I saw it performed, closer to home, in 2008, at Troy’s EMPAC, a young performing arts center on the campus of RPI. I was comped in. I was dazzled. But for the three of us to see it in New York, I’d have to pony up close to $600. I’m afraid we’ll have to see what discounts TDF is offering or take potluck with the TKTS board.
And we’ll find no lack of other options. From the high-profile events profiled in the glossy mags to the handbill-listed one-offs, New York City can slake any thirst for the arts. As an audience member, it remains for me the cultural capital of the country. As an artist, I can’t shake the notion that a warm reception there has to be the pinnacle of public success.
I’m sure my belief is born of proximity. I grew up in its suburbs, and made the not-too-difficult sacrifice of many a schoolday to a furtive bus trip down and back to take in a concert or show. Had I been raised near Boston or Chicago, I’m sure I’d feel the appropriate partisanship – but those cities (and all other cities) lack the glorious cluster of theaters on 46th Street, the haphazard but promising array of theaters makeshift or otherwise south of 14th Street, the clamor of streetside performances, the astonishing energy of artists who have thrown themselves into this high-pressure, over-priced incubator.
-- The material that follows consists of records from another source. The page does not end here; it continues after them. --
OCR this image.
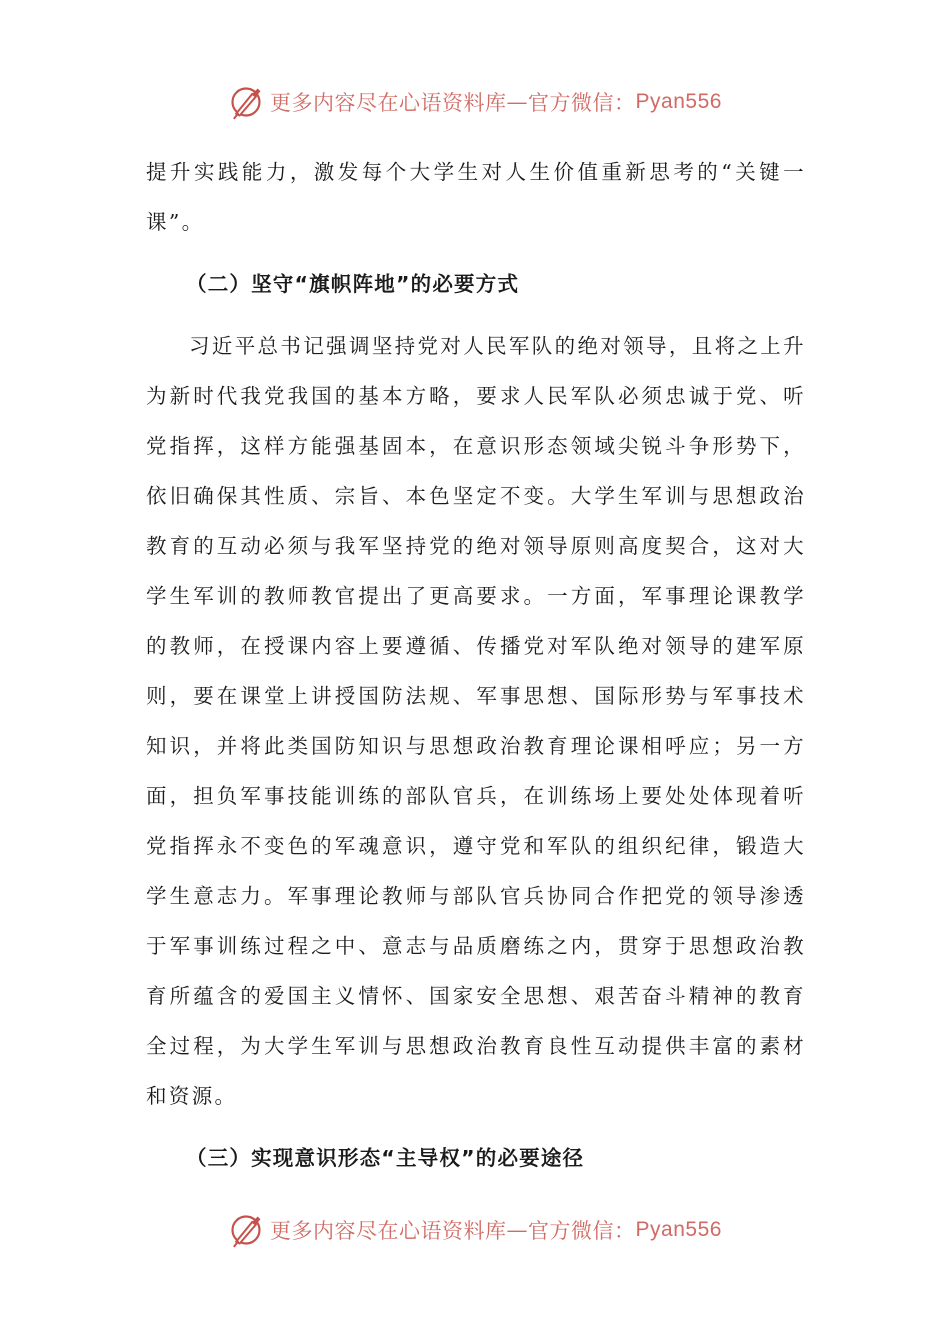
更多内容尽在心语资料库 — 官方微信： Pyan556

提升实践能力，激发每个大学生对人生价值重新思考的“关键一课”。

（二）坚守“旗帜阵地”的必要方式

习近平总书记强调坚持党对人民军队的绝对领导，且将之上升为新时代我党我国的基本方略，要求人民军队必须忠诚于党、听党指挥，这样方能强基固本，在意识形态领域尖锐斗争形势下，依旧确保其性质、宗旨、本色坚定不变。大学生军训与思想政治教育的互动必须与我军坚持党的绝对领导原则高度契合，这对大学生军训的教师教官提出了更高要求。一方面，军事理论课教学的教师，在授课内容上要遵循、传播党对军队绝对领导的建军原则，要在课堂上讲授国防法规、军事思想、国际形势与军事技术知识，并将此类国防知识与思想政治教育理论课相呼应；另一方面，担负军事技能训练的部队官兵，在训练场上要处处体现着听党指挥永不变色的军魂意识，遵守党和军队的组织纪律，锻造大学生意志力。军事理论教师与部队官兵协同合作把党的领导渗透于军事训练过程之中、意志与品质磨练之内，贯穿于思想政治教育所蕴含的爱国主义情怀、国家安全思想、艰苦奋斗精神的教育全过程，为大学生军训与思想政治教育良性互动提供丰富的素材和资源。

（三）实现意识形态“主导权”的必要途径
更多内容尽在心语资料库 — 官方微信： Pyan556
An energy exemplified by a subway ride I took in the summer of 2009, when I lived for five weeks in the city to produce NY Fringe Festival performances of my play “Mr. Sensitivity.” I was returning to my sublet in Astoria after a day’s rehearsal. I’d stayed in town late to see a show. The car I rode was nearly empty, making it easy to eavesdrop on the conversation of the three people across from me, all looking to be in their mid 20s. It was a brainstorming session about a production of “Medea” they aspired to mount, and the ideas that flew back and forth were eager and exciting. They spoke of their great belief in the material and they considered a number of strategies with which to enhance it. Behind it, of course, lurks the city’s jackpot lure: Someone very influential is going to see this, and celebrate my genius.
“Gatz,” for example, was born in Brooklyn, but traveled the world for a couple of years starting in 2006 while the company wrestled with the Fitzgerald estate. It played in Chicago in 2008 before stopping in Troy, and, after a trip to Australia, had a run of performances near Boston in early 2010. It first landed at New York’s Public Theater in late 2010, where it got the smash Ben Brantley review that assured its success. Following the current run at the Public, it moves to London’s West End.
During the welcome meeting at the NY Fringe Festival in which my play had its run, we were reminded over and over not to expect the kind of freak lightning that hit “Urinetown” nine years earlier, propelling it into Off-Broadway and then Broadway houses. But who among us wasn’t hoping? “Urinetown” creators Greg Kotis and Mark Hollmann had plenty of trouble finding development venues for their play, and even getting the Fringe production together was an act of madness and will.
Creative development is taking place in communities across the country, wherever creative folks can gather. Here in the Albany area, there’s no shortage of people pooling their talents and taking advantage of performance spaces to share their creative visions. During a visit to Minneapolis some years ago, I was astonished at the number of outlets for music and theater and dance and, I’m sure, disciplines to which I don’t pay as much attention.
“It’s because of the way the colleges and the local businesses work together,” a friend who lived there explained. “The smarter businesses know it’s important to cultivate the arts, and the colleges are where it’s happening.” And, he pointed out, not everyone making art there aspired to hit New York.
Fair enough, although I noticed that most of the plays being presented there by LORT-level theaters had originated on or near Broadway. I’m sure that New York will continue to be the place where the Ultimate Artistic Blessings are bestowed, but I believe that ever-worsening economics, combined with the contempt for the arts (and for education) shown by so-called conservative politicians, are making it more crucial than ever to find or create your own incubator, to come up with your own “Gatz.” Celebrate yourself locally, where tickets also are generally cheaper. And if you make it to New York, please save me an aisle seat.